La profonda messa in discussione delle strutture sociali e politiche di dominio, delle costruzioni identitarie, di simboli, ruoli e stili di vita, si accompagnò alla costruzione di modelli alternativi nelle relazioni, nella società e nella politica; nell’obiettivo di pensare insieme il benessere comune, la giustizia sociale, la dignità del lavoro, il rispetto della natura.

La posta in gioco, come ha scritto Giovanni Moro nel suo Anni Settanta, era sì la costruzione di una democrazia avanzata in netta discontinuità con il passato, superando i vincoli imposti dalla logica della Guerra fredda e da un sistema politico «bloccato». Ma soprattutto, andando oltre le dinamiche dei rapporti tra i due principali partiti (Dc e Pci), era la democratizzazione della vita quotidiana e dei rapporti sociali, consolidando e universalizzando le conquiste raggiunte «dalla classe operaia e dalle classi subalterne in termini di qualità della vita, di status sociale, di condizioni economiche e di dignità personale». Gli esiti furono numerosi, complessi e contraddittori, ma certamente destinati a incidere sul lungo periodo. Gli anni Settanta restano centrali per comprendere che cosa è accaduto dopo, e per leggere il nostro tempo. È il momento di superare le narrazioni che ne hanno imposto una damnatio memoriae, rimuovendo le soggettività, le pratiche, le esperienze e le conquiste realizzate.

RISCATTARE LE POTENZIALITÀ di questo decennio, il suo portato trasformativo ci aiuta a gettare una nuova luce sulle interpretazioni della storia italiana (e globale); ad alimentare una consapevolezza critica del presente, scommettendo ancora sul cambiamento. Recuperare i progetti di emancipazione e di liberazione nati, sperimentati e realizzati a partire da questo decennio è un’operazione che assume anche un significato politico: la riscoperta di una idea della politica come relazione tra gli esseri umani, come dimensione della creatività, della liberazione e della cura, come agire quotidiano volto a dare spazio alla complessità delle vite nel loro insieme, come intreccio tra scelte individuali e percorsi collettivi. Per dirla con le parole di una delle grandi protagoniste del decennio, Rossana Rossanda: «Per me, per la mia generazione, la politica non è stato un modo per realizzare se stessi: io ho cercato di cambiare qualcosa nella società in cui vivevo».

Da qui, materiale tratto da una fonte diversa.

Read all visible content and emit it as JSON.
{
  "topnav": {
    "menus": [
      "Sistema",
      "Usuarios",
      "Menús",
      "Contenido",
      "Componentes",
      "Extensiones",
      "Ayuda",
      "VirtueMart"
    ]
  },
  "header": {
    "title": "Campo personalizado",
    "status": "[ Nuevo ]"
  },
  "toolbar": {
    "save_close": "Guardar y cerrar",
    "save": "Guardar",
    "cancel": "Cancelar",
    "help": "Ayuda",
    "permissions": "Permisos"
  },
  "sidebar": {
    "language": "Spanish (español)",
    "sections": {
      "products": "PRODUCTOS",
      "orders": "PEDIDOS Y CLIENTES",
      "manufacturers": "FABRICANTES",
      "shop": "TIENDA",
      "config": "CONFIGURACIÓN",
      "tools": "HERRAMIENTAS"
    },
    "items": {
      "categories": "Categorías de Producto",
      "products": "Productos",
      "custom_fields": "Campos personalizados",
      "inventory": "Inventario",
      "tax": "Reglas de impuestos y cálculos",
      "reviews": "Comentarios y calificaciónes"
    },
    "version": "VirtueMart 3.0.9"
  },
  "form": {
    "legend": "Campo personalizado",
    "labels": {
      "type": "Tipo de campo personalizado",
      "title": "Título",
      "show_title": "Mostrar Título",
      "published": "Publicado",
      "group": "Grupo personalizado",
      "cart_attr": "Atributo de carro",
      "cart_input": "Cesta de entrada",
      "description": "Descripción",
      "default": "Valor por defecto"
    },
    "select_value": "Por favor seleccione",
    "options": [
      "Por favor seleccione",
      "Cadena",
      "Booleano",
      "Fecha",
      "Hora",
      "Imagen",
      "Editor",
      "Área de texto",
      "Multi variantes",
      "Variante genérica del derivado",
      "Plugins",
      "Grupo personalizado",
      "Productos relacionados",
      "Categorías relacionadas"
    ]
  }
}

«Ripensare gli anni Settanta. Trasformazioni, interpretazioni, memorie»

A Roma, il 15 e il 16, il convegno «Ripensare gli anni Settanta. Trasformazioni, interpretazioni, memorie» si tiene alla Sapienza, ai Dipartimenti di Scienze politiche e di Filosofia. Organizzato da Giovanni Moro, Ermanno Taviani e Chiara Giorgi, ha il fine di condividere gli importanti contributi offerti da più studiose e studiosi alla loro interpretazione, ma
anche il desiderio di costruire una comune agenda di ricerca. 

Le sessioni del convegno affronteranno alcuni temi chiave del decennio: cittadinanza e conflitti; capitalismo; lavoro; saperi e professioni; memorie; ambiente, ecologia, energia; femminismi; democrazia. Tra le relatrici e i relatori: Sergio Bologna, Piergiorgio Donatelli, Giuliano Garavini, Beverly Silver, Paola Stelliferi, Gilda Zazzara.